Maw Shein Win lives in Berkeley and teaches in San Francisco. She often collaborates with visual artists and musicians, and her most recent chapbook, Ruins of a glittering palace, was published by SPA/Commonwealth Projects. She is a poetry editor for Rivet and is a member of the San Francisco Writers’ Grotto. Dark chocolate is part of her food pyramid.
When people ask what do you do, you tell them…?
I say I teach, write, edit, perform, and occasionally organize literary events.
What’s your biggest struggle — work or otherwise?
As far as writing goes, I continually struggle with how to end poems. I still have poems from years ago that I have yet to finish because I can’t figure out the last line or image.
If someone said I want to do what you do, what advice would you have for them?
Don’t give up. Keep on writing, performing, reading, collaborating. Take breaks when you need them. Find or create your community. Support your friends. Share your work. Join poetry groups and have writing dates if that’s your thing.
When you’re sad/grumpy/pissed off, what YouTube video makes you feel better?
Who did you admire when you were 10 years old? What did you want to be?
I was obsessed with Helen Keller. When I was in 4th grade, I read her biography and taught myself how to sign the alphabet. Black and white memories of watching “The Miracle Worker” on TV in my cotton pajamas.
What is art? Is it necessary? Why?
Absolutely. It’s hard to imagine who or where I would be not having read e.e. cummings, Denise Levertov and Pablo Neruda’s poems as a teen. Seeing the Minutemen and Saccharine Trust at the Anti-Club as a young punk living in Southern California. Finding Yoko Ono’s Grapefruit and Gertrude Stein’s Tender Buttons on the library shelves. The first time I saw Remedios Varo’s paintings or listened to Joni Mitchell’s Blue.
Art deepens my life experience. I’ve learned about the importance of taking risks, experimenting, and discovering what moves and inspires.
What are you working on right now?
I’ve been writing poems inspired by the idea of cinematic distance as part of a second collaborative book with my long-time friend, Mark Dutcher, a painter in Los Angeles. “Close up of an ice cube slowly melting on her tongue.”
Also trying to come up with new material for a Pitta of the Mind performance in February for Sound-Speak which is a quarterly show involving music and writing as part of Outsound. Pitta of the Mind is my duo with composer and musician Amanda Chaudhary. Common themes include cats, colors, and outer space.
If there were one thing about the Bay Area that you would change, what would it be?

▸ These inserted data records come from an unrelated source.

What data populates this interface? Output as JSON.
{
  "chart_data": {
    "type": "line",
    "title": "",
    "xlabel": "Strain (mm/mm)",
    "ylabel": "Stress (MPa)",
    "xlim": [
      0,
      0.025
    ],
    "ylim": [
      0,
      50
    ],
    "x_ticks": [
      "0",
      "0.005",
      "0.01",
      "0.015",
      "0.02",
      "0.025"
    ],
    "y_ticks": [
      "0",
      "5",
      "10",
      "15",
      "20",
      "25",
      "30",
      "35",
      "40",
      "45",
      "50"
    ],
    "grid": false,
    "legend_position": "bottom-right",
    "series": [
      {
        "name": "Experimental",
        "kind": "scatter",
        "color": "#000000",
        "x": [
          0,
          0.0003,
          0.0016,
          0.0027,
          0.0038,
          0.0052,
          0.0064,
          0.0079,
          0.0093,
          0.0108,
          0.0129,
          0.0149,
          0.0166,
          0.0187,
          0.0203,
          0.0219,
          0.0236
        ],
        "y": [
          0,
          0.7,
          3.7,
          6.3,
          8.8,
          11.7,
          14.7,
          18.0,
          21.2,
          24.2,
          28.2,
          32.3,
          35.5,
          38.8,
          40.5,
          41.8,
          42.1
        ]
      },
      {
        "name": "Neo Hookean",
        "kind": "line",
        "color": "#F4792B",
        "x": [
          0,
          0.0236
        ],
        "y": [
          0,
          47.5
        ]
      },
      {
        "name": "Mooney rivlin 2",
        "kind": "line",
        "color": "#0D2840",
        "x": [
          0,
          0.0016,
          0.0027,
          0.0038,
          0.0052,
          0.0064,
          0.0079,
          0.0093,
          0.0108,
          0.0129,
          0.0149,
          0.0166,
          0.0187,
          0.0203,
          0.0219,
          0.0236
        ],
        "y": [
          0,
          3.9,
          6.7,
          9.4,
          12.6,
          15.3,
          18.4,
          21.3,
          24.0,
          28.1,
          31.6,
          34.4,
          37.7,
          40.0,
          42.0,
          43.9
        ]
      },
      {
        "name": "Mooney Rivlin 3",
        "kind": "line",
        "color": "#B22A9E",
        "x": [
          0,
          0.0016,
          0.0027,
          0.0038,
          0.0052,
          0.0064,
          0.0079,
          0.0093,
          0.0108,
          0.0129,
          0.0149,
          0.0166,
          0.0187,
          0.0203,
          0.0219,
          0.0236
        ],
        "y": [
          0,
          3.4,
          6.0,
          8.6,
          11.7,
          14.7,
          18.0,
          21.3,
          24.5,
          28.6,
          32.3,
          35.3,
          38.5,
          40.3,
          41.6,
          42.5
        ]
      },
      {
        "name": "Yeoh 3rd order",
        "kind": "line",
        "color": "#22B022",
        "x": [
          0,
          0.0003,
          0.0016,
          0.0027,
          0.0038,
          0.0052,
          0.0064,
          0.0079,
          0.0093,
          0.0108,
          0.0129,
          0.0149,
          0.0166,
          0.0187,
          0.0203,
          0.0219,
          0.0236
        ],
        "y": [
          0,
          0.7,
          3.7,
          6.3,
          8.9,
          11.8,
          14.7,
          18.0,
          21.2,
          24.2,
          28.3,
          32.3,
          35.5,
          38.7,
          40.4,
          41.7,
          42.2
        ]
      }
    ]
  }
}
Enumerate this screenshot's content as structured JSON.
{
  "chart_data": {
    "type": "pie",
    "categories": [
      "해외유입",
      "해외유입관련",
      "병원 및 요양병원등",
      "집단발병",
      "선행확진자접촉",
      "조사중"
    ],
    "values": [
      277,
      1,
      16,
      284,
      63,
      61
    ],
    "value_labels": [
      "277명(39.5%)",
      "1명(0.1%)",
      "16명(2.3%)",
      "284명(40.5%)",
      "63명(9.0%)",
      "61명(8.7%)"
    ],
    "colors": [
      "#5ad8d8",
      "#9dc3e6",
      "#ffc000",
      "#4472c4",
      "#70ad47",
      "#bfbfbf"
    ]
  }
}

Make it affordable to live here. I moved to SF in 1994 and paid $300 for a room in a two-bedroom Victorian in the Castro. Over the years the rents and cost of living in the Bay Area have become out of control. It makes me sad seeing friends move away, people losing their homes, and struggling to get by. Yet it gives me hope when spaces like Adobe Books or Starry Plough continue and that you can still go to poetry readings and check out music and art almost every night of the week.
What can you do with 50 words? 50 dollars?
With 50 words, I might be able
to write a poem or better yet,
just give me 50 dollars instead
& I’ll buy a silver metallic
spacesuit or 50 painted daisies, no
make that 60. In 50 days,
the daisies may multiply & the poem
will end somehow despite itself.
What are some of your favorite smells?
Coffee, lilies, onions frying in a pan, oranges, the ocean.
A night on the town: what does that mean to you?
Begin by opening my closet (which resembles a clothes rack at a certain Thrift Town in the East Bay), throw on a muumuu, and head out the door with Thomas Scandura for tea leaf salad at Rangoon Superstars. Maybe go to a friend’s art opening, attend a music performance, and end the evening spending quality time with my polydactyl Calico cat.